The title of the post is a copy and paste from the title, first and seventh paragraphs of the linked academic press release here:

Human Biology Did Not Evolve to Suffer a Low-Carbohydrate Diet

But these diets seem to be at odds with the human body, which, as scientists report in an eLife study published Tuesday, rapidly evolved mechanisms to be a better carb-consuming machine.

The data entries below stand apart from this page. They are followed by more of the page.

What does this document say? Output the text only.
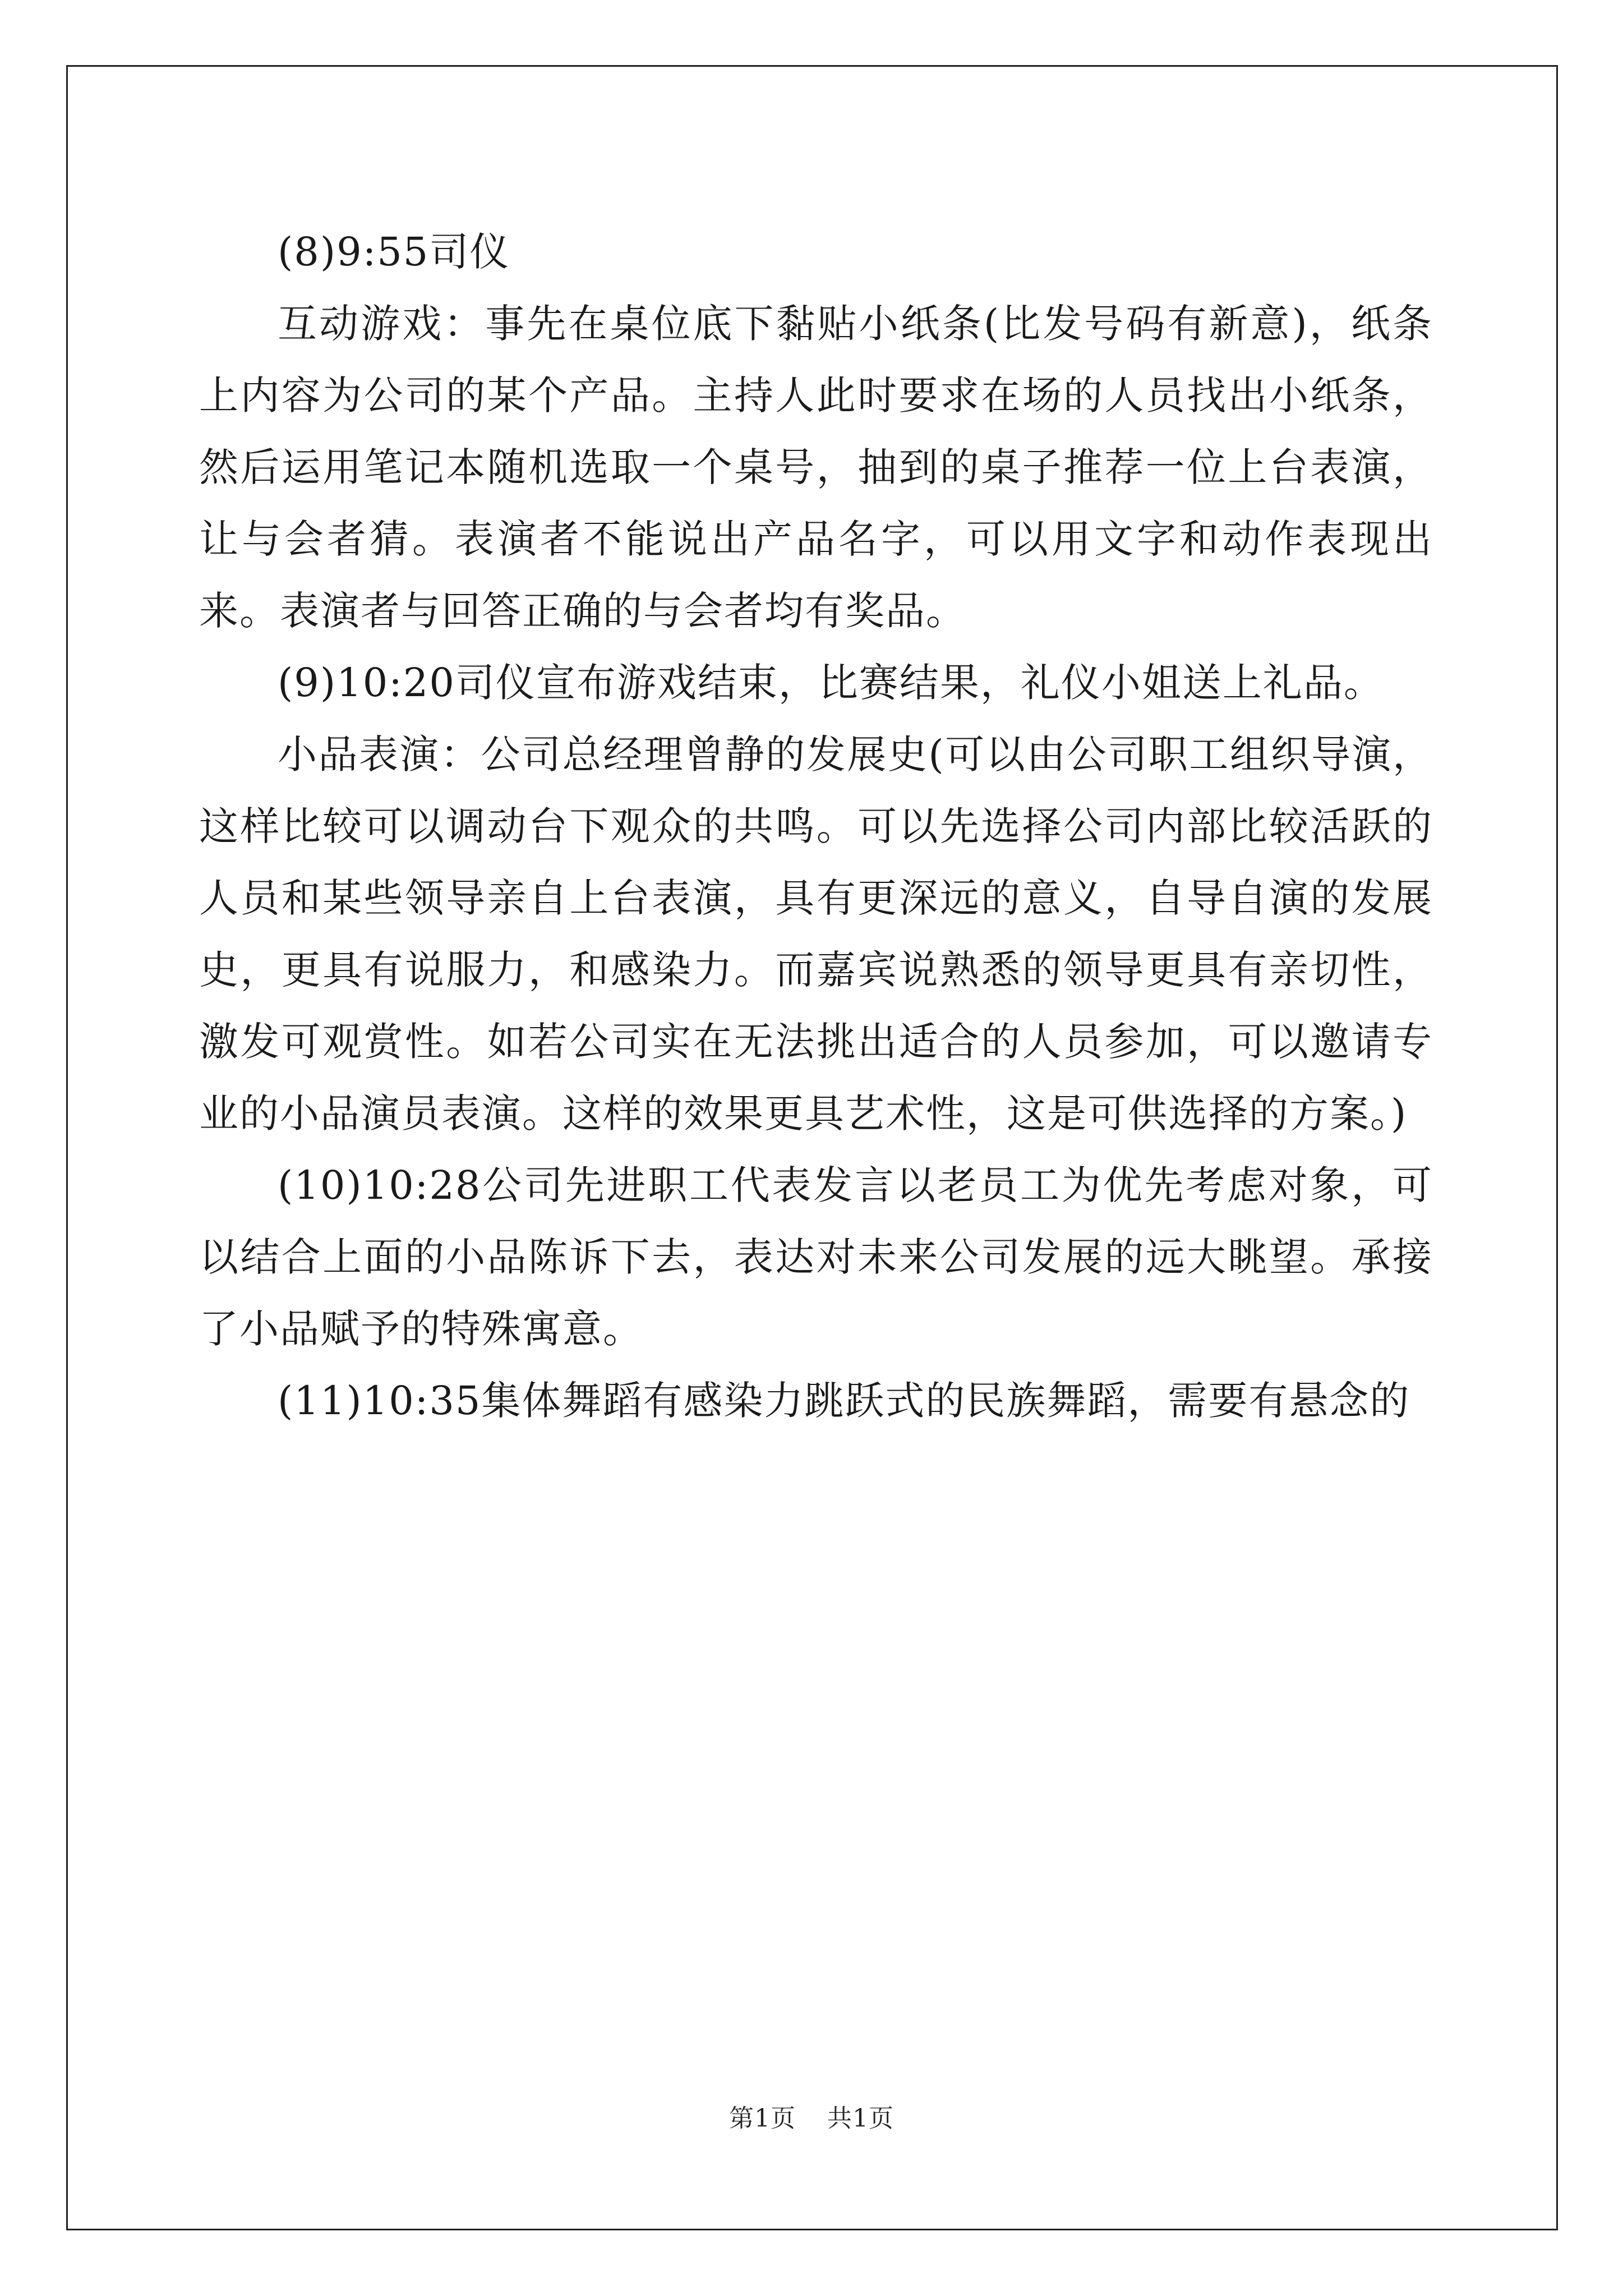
(8)9:55司仪

互动游戏：事先在桌位底下黏贴小纸条(比发号码有新意)，纸条上内容为公司的某个产品。主持人此时要求在场的人员找出小纸条，然后运用笔记本随机选取一个桌号，抽到的桌子推荐一位上台表演，让与会者猜。表演者不能说出产品名字，可以用文字和动作表现出来。表演者与回答正确的与会者均有奖品。

(9)10:20司仪宣布游戏结束，比赛结果，礼仪小姐送上礼品。

小品表演：公司总经理曾静的发展史(可以由公司职工组织导演，这样比较可以调动台下观众的共鸣。可以先选择公司内部比较活跃的人员和某些领导亲自上台表演，具有更深远的意义，自导自演的发展史，更具有说服力，和感染力。而嘉宾说熟悉的领导更具有亲切性，激发可观赏性。如若公司实在无法挑出适合的人员参加，可以邀请专业的小品演员表演。这样的效果更具艺术性，这是可供选择的方案。)

(10)10:28公司先进职工代表发言以老员工为优先考虑对象，可以结合上面的小品陈诉下去，表达对未来公司发展的远大眺望。承接了小品赋予的特殊寓意。

(11)10:35集体舞蹈有感染力跳跃式的民族舞蹈，需要有悬念的

第1页 共1页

Animals that have amylase in their spit have the essential ability to detect carbs when they’re in their mouths.

Journal Reference:

Independent amylase gene copy number bursts correlate with dietary preferences in mammals

Petar Pajic Pavlos Pavlidis, Kirsten Dean, Lubov Neznanova, Rose-Anne Romano, Danielle Garneau, Erin Daugherity, Anja Globig, Stefan Ruhl

eLife 2019


DOI: 10.7554/eLife.44628


The amylase gene (AMY), which codes for a starch-digesting enzyme in animals, underwent several gene copy number gains in humans (Perry et al., 2007), dogs (Axelsson et al., 2013), and mice (Schibler et al., 1982), possibly along with increased starch consumption during the evolution of these species. Here, we present comprehensive evidence for AMY copy number expansions that independently occurred in several mammalian species which consume diets rich in starch. We also provide correlative evidence that AMY gene duplications may be an essential first step for amylase to be expressed in saliva. Our findings underscore the overall importance of gene copy number amplification as a flexible and fast evolutionary mechanism that can independently occur in different branches of the phylogeny.